The scheme includes a claw-back mechanism, whereby any possible public support in excess of the actual damage received by the beneficiaries will have to be paid back to the Polish State. The risk of the state aid exceeding the damage is therefore excluded. The Commission assessed the measure under Article 107(2)(b) of the Treaty on the Functioning of the European Union, which enables the Commission to approve state aid measures granted by member states to compensate specific companies or specific sectors (in the form of schemes) for the damage directly caused by restrictive measures taken in exceptional occurrences, such as the coronavirus outbreak.
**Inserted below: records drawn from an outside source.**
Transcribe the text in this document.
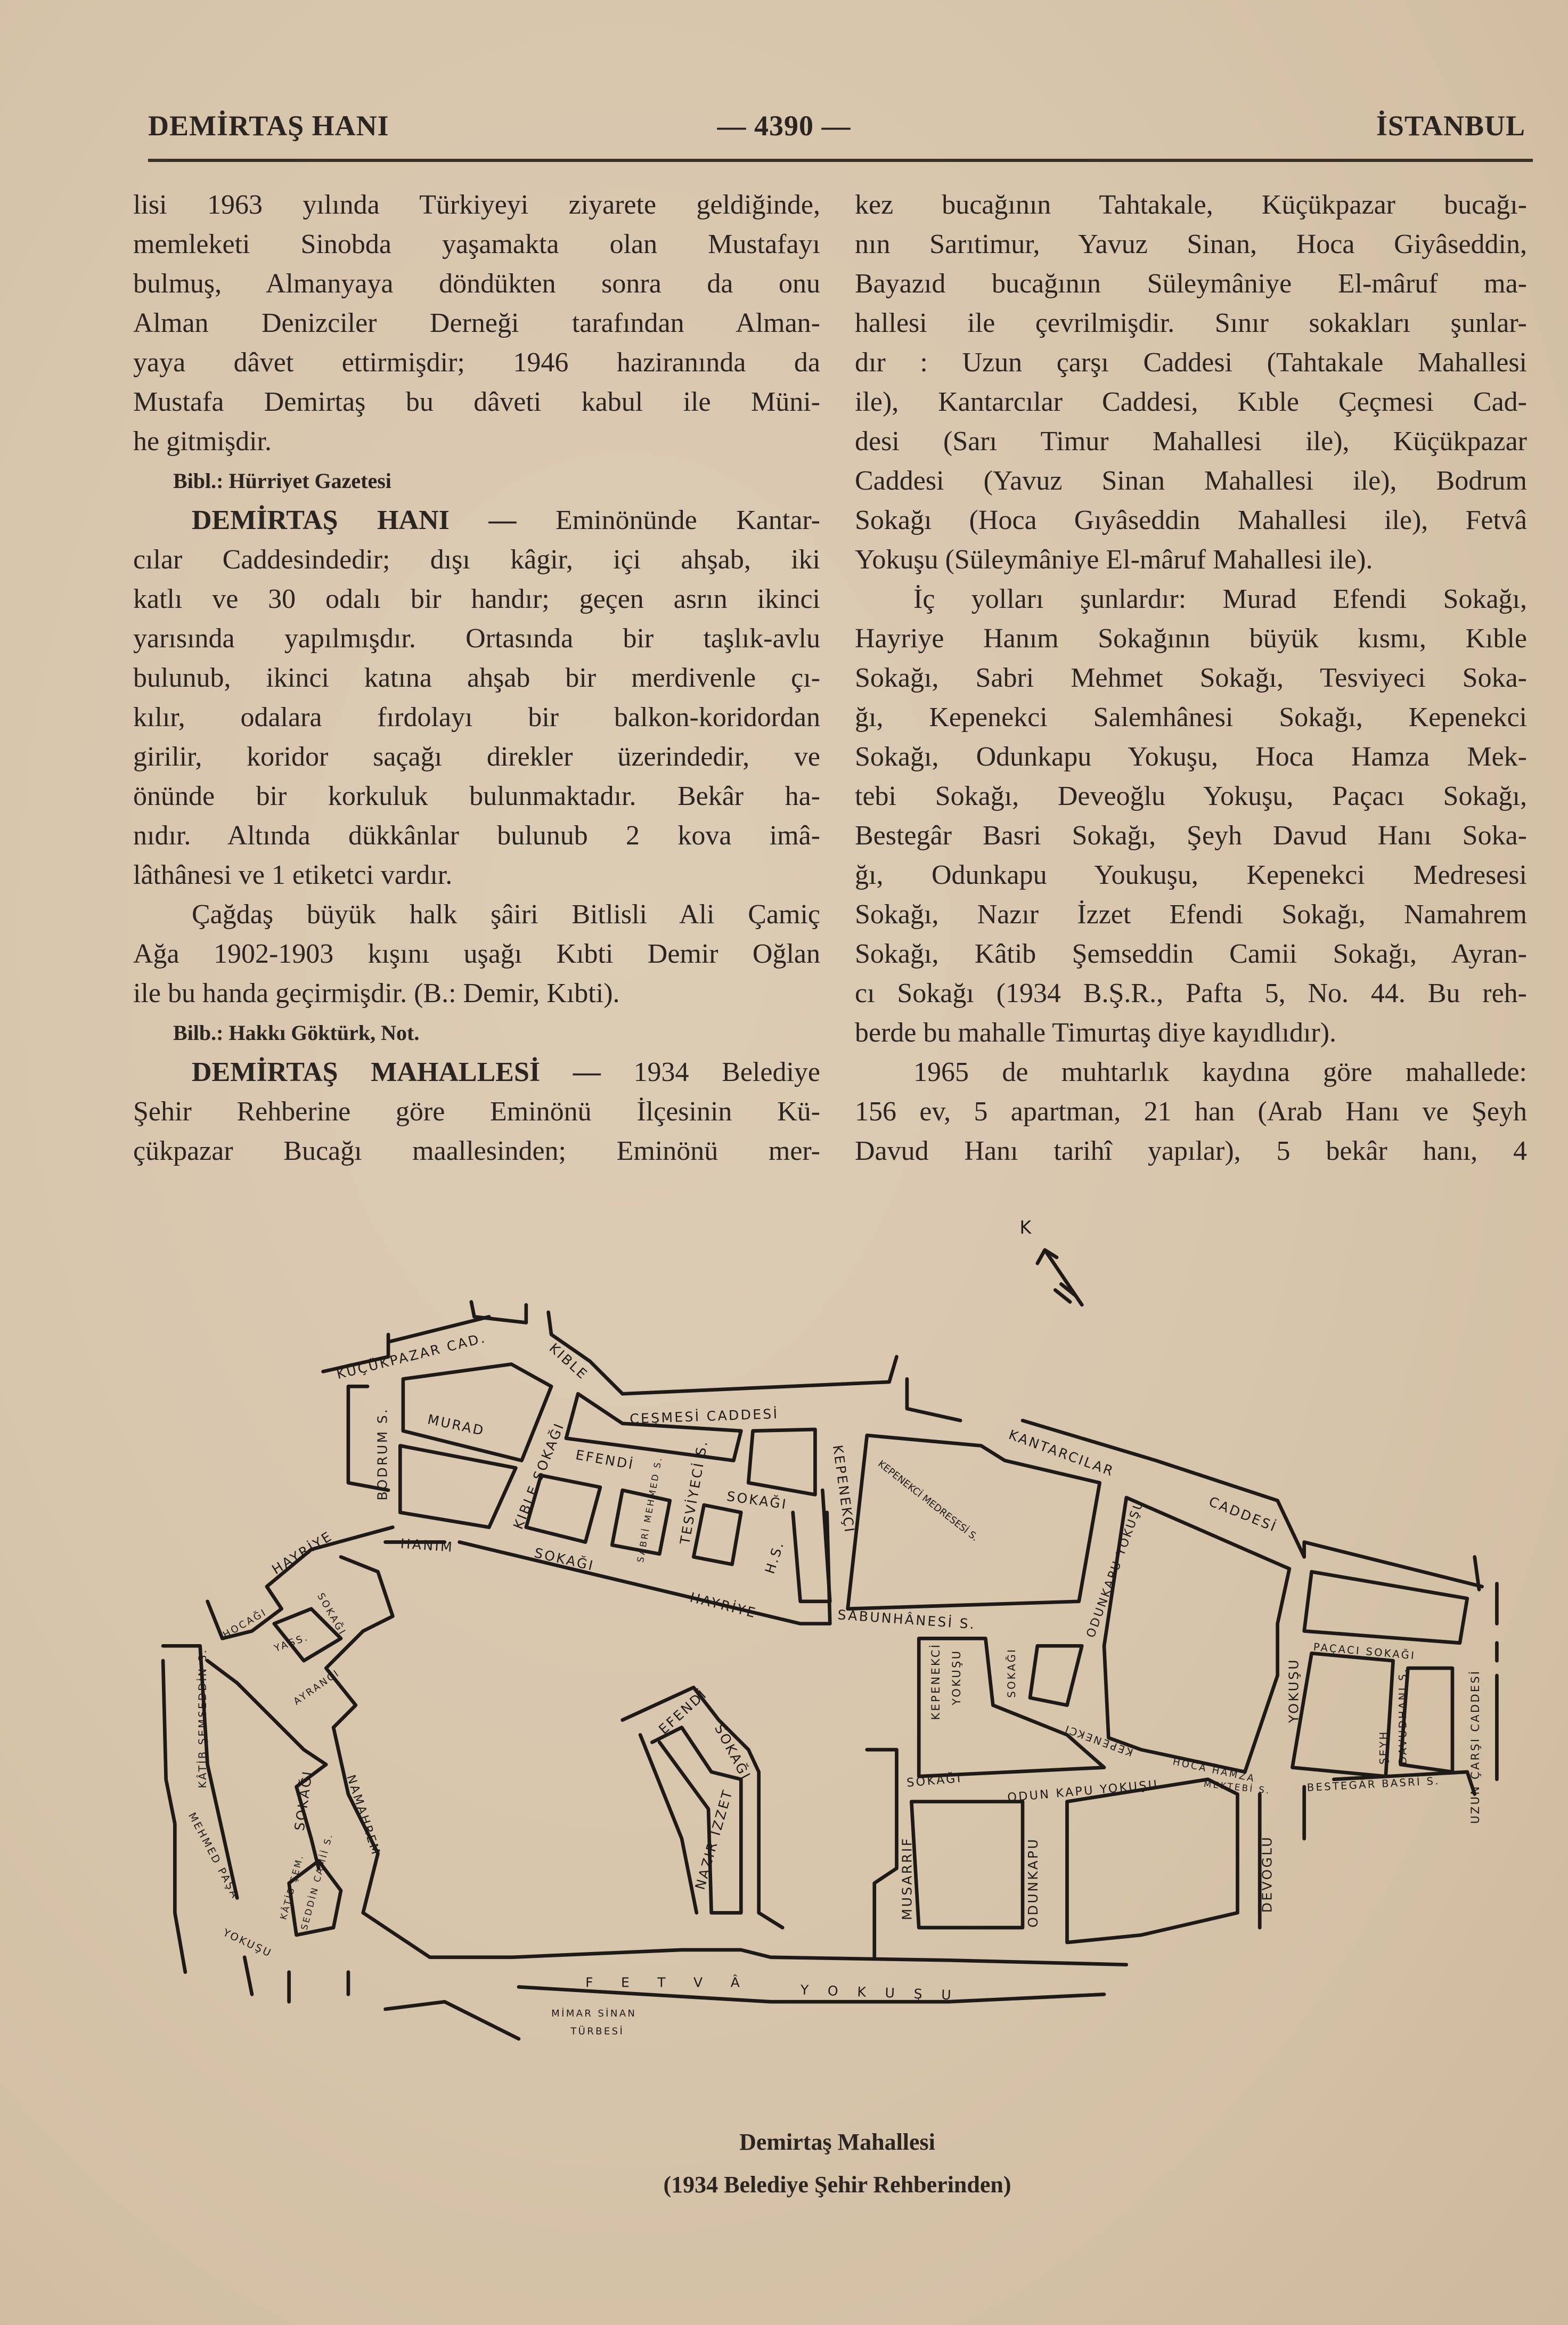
DEMİRTAŞ HANI	— 4390 —	İSTANBUL
lisi 1963 yılında Türkiyeyi ziyarete geldiğinde,
memleketi Sinobda yaşamakta olan Mustafayı
bulmuş, Almanyaya döndükten sonra da onu
Alman Denizciler Derneği tarafından Alman-
yaya dâvet ettirmişdir; 1946 haziranında da
Mustafa Demirtaş bu dâveti kabul ile Müni-
he gitmişdir.
Bibl.: Hürriyet Gazetesi
DEMİRTAŞ HANI — Eminönünde Kantar-
cılar Caddesindedir; dışı kâgir, içi ahşab, iki
katlı ve 30 odalı bir handır; geçen asrın ikinci
yarısında yapılmışdır. Ortasında bir taşlık-avlu
bulunub, ikinci katına ahşab bir merdivenle çı-
kılır, odalara fırdolayı bir balkon-koridordan
girilir, koridor saçağı direkler üzerindedir, ve
önünde bir korkuluk bulunmaktadır. Bekâr ha-
nıdır. Altında dükkânlar bulunub 2 kova imâ-
lâthânesi ve 1 etiketci vardır.
Çağdaş büyük halk şâiri Bitlisli Ali Çamiç
Ağa 1902-1903 kışını uşağı Kıbti Demir Oğlan
ile bu handa geçirmişdir. (B.: Demir, Kıbti).
Bilb.: Hakkı Göktürk, Not.
DEMİRTAŞ MAHALLESİ — 1934 Belediye
Şehir Rehberine göre Eminönü İlçesinin Kü-
çükpazar Bucağı maallesinden; Eminönü mer-
kez bucağının Tahtakale, Küçükpazar bucağı-
nın Sarıtimur, Yavuz Sinan, Hoca Giyâseddin,
Bayazıd bucağının Süleymâniye El-mâruf ma-
hallesi ile çevrilmişdir. Sınır sokakları şunlar-
dır : Uzun çarşı Caddesi (Tahtakale Mahallesi
ile), Kantarcılar Caddesi, Kıble Çeçmesi Cad-
desi (Sarı Timur Mahallesi ile), Küçükpazar
Caddesi (Yavuz Sinan Mahallesi ile), Bodrum
Sokağı (Hoca Gıyâseddin Mahallesi ile), Fetvâ
Yokuşu (Süleymâniye El-mâruf Mahallesi ile).
İç yolları şunlardır: Murad Efendi Sokağı,
Hayriye Hanım Sokağının büyük kısmı, Kıble
Sokağı, Sabri Mehmet Sokağı, Tesviyeci Soka-
ğı, Kepenekci Salemhânesi Sokağı, Kepenekci
Sokağı, Odunkapu Yokuşu, Hoca Hamza Mek-
tebi Sokağı, Deveoğlu Yokuşu, Paçacı Sokağı,
Bestegâr Basri Sokağı, Şeyh Davud Hanı Soka-
ğı, Odunkapu Youkuşu, Kepenekci Medresesi
Sokağı, Nazır İzzet Efendi Sokağı, Namahrem
Sokağı, Kâtib Şemseddin Camii Sokağı, Ayran-
cı Sokağı (1934 B.Ş.R., Pafta 5, No. 44. Bu reh-
berde bu mahalle Timurtaş diye kayıdlıdır).
1965 de muhtarlık kaydına göre mahallede:
156 ev, 5 apartman, 21 han (Arab Hanı ve Şeyh
Davud Hanı tarihî yapılar), 5 bekâr hanı, 4
K
KÜÇÜKPAZAR CAD.	KIBLE
ÇEŞMESİ CADDESİ
KANTARCILAR
CADDESİ
BODRUM S.	MURAD
EFENDİ
KIBLE SOKAĞI	SABRİ MEHMED S.	TESVİYECİ S.	SOKAĞI	KEPENEKÇİ
SABUNHÂNESİ S.
KEPENEKCİ MEDRESESİ S.
HAYRİYE	HANIM	SOKAĞI
HAYRİYE
H.S.
HOCAĞI
YASS.
SOKAĞI
AYRANCI
KÂTİB ŞEMSEDDİN S.
MEHMED PAŞA
YOKUŞU
SOKAĞI
KÂTİB ŞEM.
SEDDİN CAMİİ S.
NAMAHREM
F E T V Â	Y O K U Ş U
MİMAR SİNAN
TÜRBESİ
EFENDİ
SOKAĞI
NAZIR İZZET
KEPENEKCİ YOKUŞU	SOKAĞI
KEPENEKCİ
ODUNKAPU YOKUŞU
SOKAĞI	ODUN KAPU YOKUŞU
ODUNKAPU
MUSARRIF
HOCA HAMZA
MEKTEBİ S.
YOKUŞU
DEVOĞLU
PAÇACI SOKAĞI
BESTEGÂR BASRİ S.
ŞEYH DAVUDHANI S.	UZUN ÇARŞI CADDESİ
Demirtaş Mahallesi
(1934 Belediye Şehir Rehberinden)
The Commission found that the  scheme notified by Poland will provide compensation for damage that is directly linked to the coronavirus outbreak. It also found that the measure is proportionate, as the compensation does not exceed what is necessary to make good the damage. On this basis, the Commission concluded that the aid is in line with EU state aid rules. More information will be available on the Commission's competition website, in the public case register under the case number SA.58212 once confidentiality issues have been resolved.